Wir folgen der Droschke nicht. Wir wissen, daß sie vor einem der besten Gasthöfe der wegen ihrer Gasthöfe berühmten Stadt halten wird, und das genügt uns. Wir gehen unsern eigenen Weg, das will sagen, wir wandeln den Pfad unserer wahrhaftigen internationalen Geschichte fürbaß, und auch dieser Pfad führt uns vom Taunustor bis tief in die Mitte der Stadt – mitten in die Döngesgasse, wo an einer Pforte in dunkeln Runen auf weißem Grunde deutlich, sehr deutlich, außergewöhnlich deutlich der Name Schmolke samt Zunamen und Beschäftigung zu lesen ist. –

Es war jetzt gegen acht Uhr abends. Die Stadt Frankfurt am Main glänzte behaglich, und stellenweise sogar ganz vornehm im Scheine ihrer Gasbeleuchtung, und die Bureaus des vielgewandten und deshalb auch vielbeschäftigten, gleichfalls internationalen Rechtskundigen Leopold Schmolke erglänzten gleichfalls im Scheine der Lampen, welche grün verdeckt ihr hellstes Licht auf die Schreibtische warfen. Wir durchschreiten die Schreiberstube und bemerken, daß das Geschäft sehr gut gehen muß, und daß wahrscheinlich für die Arbeiter im Weinberge Schmolkes fürs erste noch nicht an Feierabend, Abendandachten, Feierabendgefühle und Nachtessen zu denken ist.

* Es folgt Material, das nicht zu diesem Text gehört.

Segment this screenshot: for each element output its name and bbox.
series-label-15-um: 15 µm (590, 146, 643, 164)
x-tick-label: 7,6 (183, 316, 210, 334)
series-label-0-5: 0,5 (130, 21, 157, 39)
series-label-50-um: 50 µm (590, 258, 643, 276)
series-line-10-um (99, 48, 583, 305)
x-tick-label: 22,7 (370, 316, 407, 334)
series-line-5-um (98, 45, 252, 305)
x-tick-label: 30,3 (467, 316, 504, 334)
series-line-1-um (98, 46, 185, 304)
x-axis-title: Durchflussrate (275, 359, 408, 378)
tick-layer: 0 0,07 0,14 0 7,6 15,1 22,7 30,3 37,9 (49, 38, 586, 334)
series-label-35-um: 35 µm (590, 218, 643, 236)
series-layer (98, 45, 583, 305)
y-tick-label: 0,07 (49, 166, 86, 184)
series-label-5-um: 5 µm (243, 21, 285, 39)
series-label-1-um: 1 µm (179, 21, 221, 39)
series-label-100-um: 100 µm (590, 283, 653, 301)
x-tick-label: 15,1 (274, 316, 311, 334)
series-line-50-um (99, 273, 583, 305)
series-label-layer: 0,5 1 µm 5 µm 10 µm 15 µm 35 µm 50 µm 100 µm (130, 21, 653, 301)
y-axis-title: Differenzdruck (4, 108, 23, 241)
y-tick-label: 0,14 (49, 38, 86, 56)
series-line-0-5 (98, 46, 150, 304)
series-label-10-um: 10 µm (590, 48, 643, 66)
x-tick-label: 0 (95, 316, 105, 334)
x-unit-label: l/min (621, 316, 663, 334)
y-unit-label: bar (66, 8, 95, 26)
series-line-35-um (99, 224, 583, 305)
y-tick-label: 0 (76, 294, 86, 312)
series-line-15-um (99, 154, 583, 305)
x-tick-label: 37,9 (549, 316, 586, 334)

Ein halb Dutzend eiliger Federn fuhr mit kunstgerechter Geschicklichkeit möglichst schnell über das billige oder wenigstens nicht teuere Aktenpapier, um es in die kostbarsten, pekuniären Gewinn und europäischen Ruf zu gleicher Zeit bringenden Dokumente zu verwandeln. Wir freuen uns darüber, gehen weiter und treten durch eine halboffen stehende Tür in das Privatkabinett des berühmten Advokaten, und unser Vergnügen am Geschäft wird sofort zur Bewunderung des Geschäftsinhabers.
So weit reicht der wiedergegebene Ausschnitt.